Jesus não quer que os cristãos cultivem
somente a relação com ele, e sim que sejam seguidores que, unidos a ele,
trabalhem para mudar a situação da humanidade. É viver de acordo com a justiça
e a caridade. Onde há justiça não há pobreza nem exclusão social. Devemos ter
sempre a cabeça fria para analisar bem os acontecimentos na nossa vida e ao
nosso redor, ter o coração sempre quente para amar, acolher e ter a mão sempre
larga para ajudar e para abraçar num abraço de reconciliação.

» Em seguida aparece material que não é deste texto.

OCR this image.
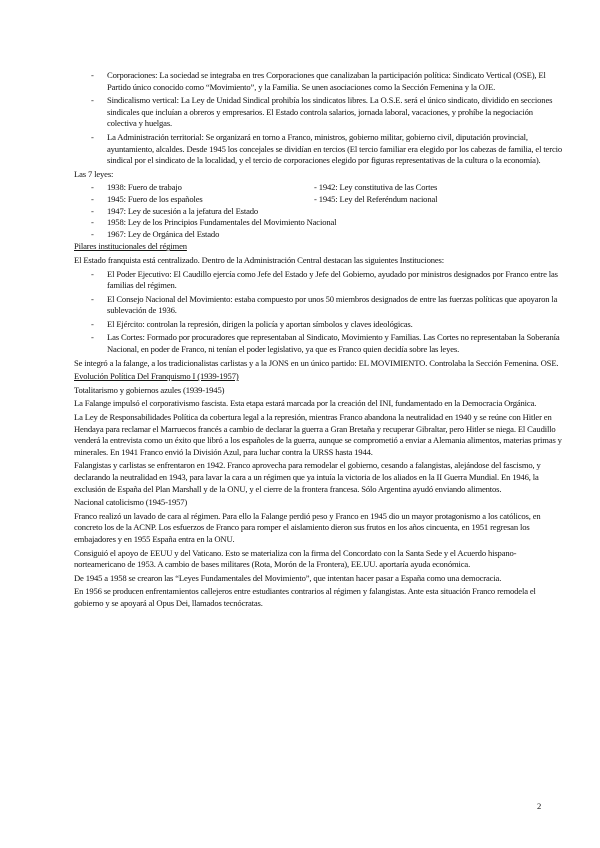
- Corporaciones: La sociedad se integraba en tres Corporaciones que canalizaban la participación política: Sindicato Vertical (OSE), El Partido único conocido como “Movimiento”, y la Familia. Se unen asociaciones como la Sección Femenina y la OJE.
- Sindicalismo vertical: La Ley de Unidad Sindical prohibía los sindicatos libres. La O.S.E. será el único sindicato, dividido en secciones sindicales que incluían a obreros y empresarios. El Estado controla salarios, jornada laboral, vacaciones, y prohíbe la negociación colectiva y huelgas.
- La Administración territorial: Se organizará en torno a Franco, ministros, gobierno militar, gobierno civil, diputación provincial, ayuntamiento, alcaldes. Desde 1945 los concejales se dividían en tercios (El tercio familiar era elegido por los cabezas de familia, el tercio sindical por el sindicato de la localidad, y el tercio de corporaciones elegido por figuras representativas de la cultura o la economía).
Las 7 leyes:
- 1938: Fuero de trabajo	- 1942: Ley constitutiva de las Cortes
- 1945: Fuero de los españoles	- 1945: Ley del Referéndum nacional
- 1947: Ley de sucesión a la jefatura del Estado
- 1958: Ley de los Principios Fundamentales del Movimiento Nacional
- 1967: Ley de Orgánica del Estado
Pilares institucionales del régimen
El Estado franquista está centralizado. Dentro de la Administración Central destacan las siguientes Instituciones:
- El Poder Ejecutivo: El Caudillo ejercía como Jefe del Estado y Jefe del Gobierno, ayudado por ministros designados por Franco entre las familias del régimen.
- El Consejo Nacional del Movimiento: estaba compuesto por unos 50 miembros designados de entre las fuerzas políticas que apoyaron la sublevación de 1936.
- El Ejército: controlan la represión, dirigen la policía y aportan símbolos y claves ideológicas.
- Las Cortes: Formado por procuradores que representaban al Sindicato, Movimiento y Familias. Las Cortes no representaban la Soberanía Nacional, en poder de Franco, ni tenían el poder legislativo, ya que es Franco quien decidía sobre las leyes.
Se integró a la falange, a los tradicionalistas carlistas y a la JONS en un único partido: EL MOVIMIENTO. Controlaba la Sección Femenina. OSE.
Evolución Política Del Franquismo I (1939-1957)
Totalitarismo y gobiernos azules (1939-1945)
La Falange impulsó el corporativismo fascista. Esta etapa estará marcada por la creación del INI, fundamentado en la Democracia Orgánica.
La Ley de Responsabilidades Política da cobertura legal a la represión, mientras Franco abandona la neutralidad en 1940 y se reúne con Hitler en Hendaya para reclamar el Marruecos francés a cambio de declarar la guerra a Gran Bretaña y recuperar Gibraltar, pero Hitler se niega. El Caudillo venderá la entrevista como un éxito que libró a los españoles de la guerra, aunque se comprometió a enviar a Alemania alimentos, materias primas y minerales. En 1941 Franco envió la División Azul, para luchar contra la URSS hasta 1944.
Falangistas y carlistas se enfrentaron en 1942. Franco aprovecha para remodelar el gobierno, cesando a falangistas, alejándose del fascismo, y declarando la neutralidad en 1943, para lavar la cara a un régimen que ya intuía la victoria de los aliados en la II Guerra Mundial. En 1946, la exclusión de España del Plan Marshall y de la ONU, y el cierre de la frontera francesa. Sólo Argentina ayudó enviando alimentos.
Nacional catolicismo (1945-1957)
Franco realizó un lavado de cara al régimen. Para ello la Falange perdió peso y Franco en 1945 dio un mayor protagonismo a los católicos, en concreto los de la ACNP. Los esfuerzos de Franco para romper el aislamiento dieron sus frutos en los años cincuenta, en 1951 regresan los embajadores y en 1955 España entra en la ONU.
Consiguió el apoyo de EEUU y del Vaticano. Esto se materializa con la firma del Concordato con la Santa Sede y el Acuerdo hispano-norteamericano de 1953. A cambio de bases militares (Rota, Morón de la Frontera), EE.UU. aportaría ayuda económica.
De 1945 a 1958 se crearon las “Leyes Fundamentales del Movimiento”, que intentan hacer pasar a España como una democracia.
En 1956 se producen enfrentamientos callejeros entre estudiantes contrarios al régimen y falangistas. Ante esta situación Franco remodela el gobierno y se apoyará al Opus Dei, llamados tecnócratas.
2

Construir a Vida Sobre a Rocha da Palavra de Deus
Jesus nos convida hoje a sermos seguidores
“rocha” e não seguidores “areia”. Seguidor “areia” é aquele que vive de uma fé
de simples aparência, sem fundamento. Um dia acredita em Deus, em outra ocasião
perde a fé. Crê quando as coisas vão ao seu gosto e se desanima quando tudo não
corresponde àquilo que imaginava. Os seguidores “rocha” são os que fundamentam
sua vida na rocha que é Cristo e sua Palavra. Os seguidores “rocha” se mantêm
firmes em qualquer situação, porque seguram na mão de Deus e sabem em quem
acreditam (cf. 2Tm 1,12c). Para sermos
verdadeiros seguidores “rocha” devemos fazer próprios as palavras do Salmo 78:
“Senhor, não lembreis as nossas culpas do passado, mas venha logo sobre
nós vossa bondade.... Por vosso nome e vossa glória, libertai-nos! Por vosso
nome, perdoai nossos pecados!”. Não corrigir nossas faltas é o mesmo
que cometer novos erros. Muito sabe quem conhece a própria ignorância e procura
a viver mais com sabedoria e prudência.
As Obras Que Falam Por Si
Através do evangelho de hoje Jesus quer nos
dizer, primeiramente, que não devemos julgar ou avaliar o homem pelas
aparências que são frequentemente enganosas. Devemos, ao contrário, avaliá-lo a
partir daquilo que ele faz. Nem as palavras, nem as intenções, e sim as
práticas. Se as palavras e as intenções seguem uma direção, e a prática outra,
a segunda é que revela o coração do homem, suas opções profundas, seus
verdadeiros interesses. Por fora, todos podem parecer iguais, mas o interior da
pessoa e as obras que fazem a diferença. Sabemos que nem tudo o que brilha é
ouro.
Jesus é muito realista. Ele dá este
critério: “Olhem e vejam como atuam” para saber se são verdadeiros cristãos ou
não, se são profetas ou não são profetas. “Pelos frutos vocês vão
reconhecê-los”. Qualquer pessoa se manifesta pelo que faz ou pelo modo de viver.
Os cristãos são
reconhecidos não pelos dons que têm, mas pelos frutos que produzem.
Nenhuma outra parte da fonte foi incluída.